Прибыл гонец от Мухаммед–Султана из Карабаха. Войско из Самарканда благополучно пришло и теперь остановилось на отдых среди карабахских пастбищ, но царевича Искандера из Карабаха везут сюда, на дедушкино рассуждение.
Когда военачальники собрались на совет, Тимур сказал им о прибытии свежего войска из Мавераннахра. Многим из самаркандцев везут сюда разные домашние припасы. В ожидании тех присылок старые вояки повеселели: как ни обилен чужой хлеб, домашняя лепешка слаще. Под пылью походных дорог шевельнулась и вспыхнула тайно теплившаяся тоска по далекому родному очагу.
Военачальники и здесь сидели рядами, как на большом совете, чтобы Повелитель мог мгновенно увидеть каждого, кто нужен.
Худайдада, превозмогая тяжесть в затекших ногах, поднялся.
— О амир! Свежее войско царевича отдыхает с дороги. А шли они от Самарканда с отдыхом. А наши прошли половину вселенной, почти что каждый день то битвы, то осады. Сон не сон, еда не еда. Что ни день, то под стрелами, то затемно с постели на бой встают. А нынче опять впереди битвы да осады. Сил у воинства нет. Они ведь люди. Отвести бы их года на два в Карабах. Пускай отоспятся, отъедятся. А тогда они, належавшись, поднимутся с новыми силами.
Повелитель отвернулся.
— Уж я это слышал!
— А надо ль спешить? Поспеем. Как с зимовки вышли, дошли до самого этого Халеба. Все невеселые, молчат. А я вижу, о чем они молчат.
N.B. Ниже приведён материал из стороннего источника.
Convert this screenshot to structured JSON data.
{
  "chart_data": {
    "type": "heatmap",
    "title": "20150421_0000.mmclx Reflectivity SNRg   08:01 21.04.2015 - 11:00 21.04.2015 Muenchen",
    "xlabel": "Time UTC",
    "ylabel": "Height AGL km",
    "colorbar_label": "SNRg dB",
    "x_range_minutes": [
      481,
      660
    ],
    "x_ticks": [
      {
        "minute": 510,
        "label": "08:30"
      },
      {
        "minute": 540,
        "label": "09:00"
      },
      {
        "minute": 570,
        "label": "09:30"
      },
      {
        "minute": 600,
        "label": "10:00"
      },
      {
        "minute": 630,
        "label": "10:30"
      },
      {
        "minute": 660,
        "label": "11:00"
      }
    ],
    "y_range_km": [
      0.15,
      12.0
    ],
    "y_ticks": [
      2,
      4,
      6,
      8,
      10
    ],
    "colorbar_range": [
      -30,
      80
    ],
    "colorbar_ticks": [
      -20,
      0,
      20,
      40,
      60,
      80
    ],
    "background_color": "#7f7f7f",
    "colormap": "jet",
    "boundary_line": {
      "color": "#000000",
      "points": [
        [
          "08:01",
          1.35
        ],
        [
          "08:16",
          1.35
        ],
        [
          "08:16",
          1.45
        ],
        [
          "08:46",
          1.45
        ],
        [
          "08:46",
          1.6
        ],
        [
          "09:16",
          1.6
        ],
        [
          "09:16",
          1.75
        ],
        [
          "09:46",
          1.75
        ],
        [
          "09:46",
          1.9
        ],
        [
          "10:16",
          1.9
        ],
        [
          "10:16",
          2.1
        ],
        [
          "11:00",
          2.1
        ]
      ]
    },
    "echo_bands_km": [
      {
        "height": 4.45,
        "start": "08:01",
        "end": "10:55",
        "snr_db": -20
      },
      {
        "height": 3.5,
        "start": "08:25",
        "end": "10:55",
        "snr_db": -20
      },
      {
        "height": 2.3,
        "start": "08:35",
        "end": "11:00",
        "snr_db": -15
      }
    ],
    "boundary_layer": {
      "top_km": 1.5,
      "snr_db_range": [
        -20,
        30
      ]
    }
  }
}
— И я вижу! И велел Мухаммед–Султану привезти из индийской добычи серебра. Велел наладить тут чекан. Рассчитаюсь со всеми за прошлые годы и за три года вперед дам каждому. Когда каждый сразу за семь лет получит, все повеселеют. Запоют, запляшут. Куда велю, туда пойдут. Бегом побегут!
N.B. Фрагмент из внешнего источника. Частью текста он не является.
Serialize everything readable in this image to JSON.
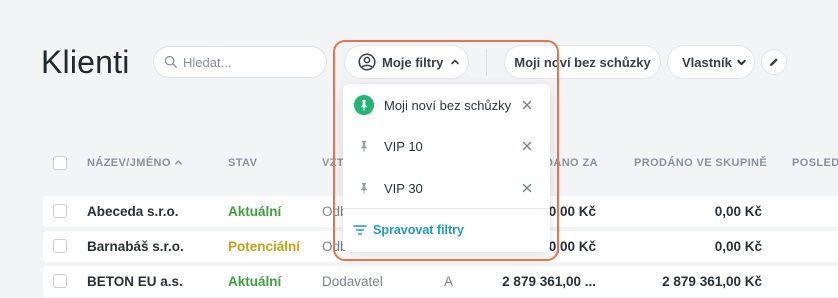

Худайдада, переминаясь, заколебался:
— Ну, тогда, может, повеселеют. А то уж и не знают, зачем им идти, когда барыша нет.
Тимур укорил Худайдаду:
— Барыш?
— Надо ж им ради чего воевать.
— Из них кто похитрее, молчат, боятся проговориться. Нахватались, награбились, а тут глаза отводят! Подвезут нам серебро, они повеселеют.
Тимур расплачивался неторопливо. Расплачивался всегда после походов, после больших битв, когда приходилось платить меньше — меньше оставалось получателей.
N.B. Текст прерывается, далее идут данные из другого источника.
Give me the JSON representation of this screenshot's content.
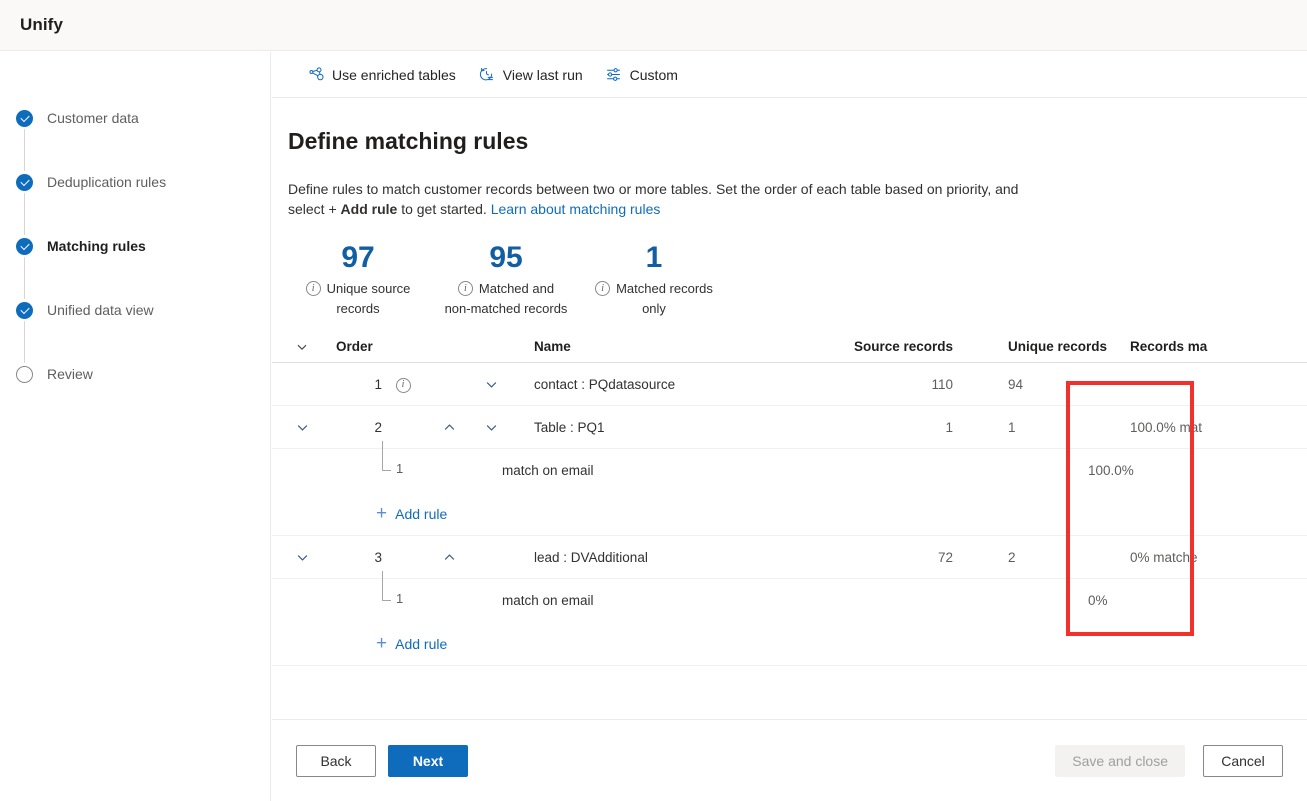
{
  "app": {
    "title": "Unify"
  },
  "sidebar": {
    "steps": [
      {
        "label": "Customer data",
        "state": "done",
        "current": false
      },
      {
        "label": "Deduplication rules",
        "state": "done",
        "current": false
      },
      {
        "label": "Matching rules",
        "state": "done",
        "current": true
      },
      {
        "label": "Unified data view",
        "state": "done",
        "current": false
      },
      {
        "label": "Review",
        "state": "todo",
        "current": false
      }
    ]
  },
  "commandbar": {
    "items": [
      {
        "label": "Use enriched tables",
        "icon": "enriched-tables-icon"
      },
      {
        "label": "View last run",
        "icon": "history-icon"
      },
      {
        "label": "Custom",
        "icon": "settings-sliders-icon"
      }
    ]
  },
  "page": {
    "title": "Define matching rules",
    "desc_part1": "Define rules to match customer records between two or more tables. Set the order of each table based on priority, and select + ",
    "desc_bold": "Add rule",
    "desc_part2": " to get started. ",
    "desc_link": "Learn about matching rules"
  },
  "stats": [
    {
      "value": "97",
      "line1": "Unique source",
      "line2": "records"
    },
    {
      "value": "95",
      "line1": "Matched and",
      "line2": "non-matched records"
    },
    {
      "value": "1",
      "line1": "Matched records",
      "line2": "only"
    }
  ],
  "table": {
    "headers": {
      "order": "Order",
      "name": "Name",
      "source_records": "Source records",
      "unique_records": "Unique records",
      "records_matched": "Records ma"
    },
    "add_rule_label": "Add rule",
    "rows": [
      {
        "type": "table",
        "order": "1",
        "name": "contact : PQdatasource",
        "source_records": "110",
        "unique_records": "94",
        "records_matched": "",
        "has_info": true,
        "has_left_chevron": false,
        "has_up": false,
        "has_down": true
      },
      {
        "type": "table",
        "order": "2",
        "name": "Table : PQ1",
        "source_records": "1",
        "unique_records": "1",
        "records_matched": "100.0% mat",
        "has_info": false,
        "has_left_chevron": true,
        "has_up": true,
        "has_down": true,
        "rules": [
          {
            "index": "1",
            "name": "match on email",
            "records_matched": "100.0%"
          }
        ]
      },
      {
        "type": "table",
        "order": "3",
        "name": "lead : DVAdditional",
        "source_records": "72",
        "unique_records": "2",
        "records_matched": "0% matche",
        "has_info": false,
        "has_left_chevron": true,
        "has_up": true,
        "has_down": false,
        "rules": [
          {
            "index": "1",
            "name": "match on email",
            "records_matched": "0%"
          }
        ]
      }
    ]
  },
  "footer": {
    "back": "Back",
    "next": "Next",
    "save_and_close": "Save and close",
    "cancel": "Cancel"
  },
  "colors": {
    "accent": "#0f6cbd",
    "stat_number": "#115ea3",
    "annotation": "#f3312c"
  }
}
С серебром сюда везли и резвого Искандера.
Вспомнив об Искандере, Тимур нахмурился. Щеки отвисли и посинели. Их синева казалась темней рядом с докрасна выкрашенной бородой.
Видя приступ гнева, совет забеспокоился, но Повелитель, властно подавив гнев, сказал:
— Хорошо тут зимовать. Некуда отсюда спешить. Тут и река, и выпасы. Надо тут строиться. Город. Мне построят дом. Кто из вас хочет, стройтесь. Наш город. По нашему замышленью.
Вскоре выбрали большой сад. Приступили к стройке. Нашли покинутые дворцы, римские или вавилонские. Отбирали самые белые из мраморных плит и самые цельные из отесанных камней. Непонятные языческие надписи стесывали, изображения срубали, и дворец Повелителя быстро рос.
Через двадцать дней он был готов.
Рядом, в соседних садах, нетерпеливо строили дворцы его сподвижники. Проводили улицы. Отстроили место базара, ибо базар — это нутро города, без нутра нет жизни, оно и сердце, и печень, и требуха.
2
Арабскую конницу, уходившую из Халеба в Дамаск, возглавил старый военачальник Ибн Вахид.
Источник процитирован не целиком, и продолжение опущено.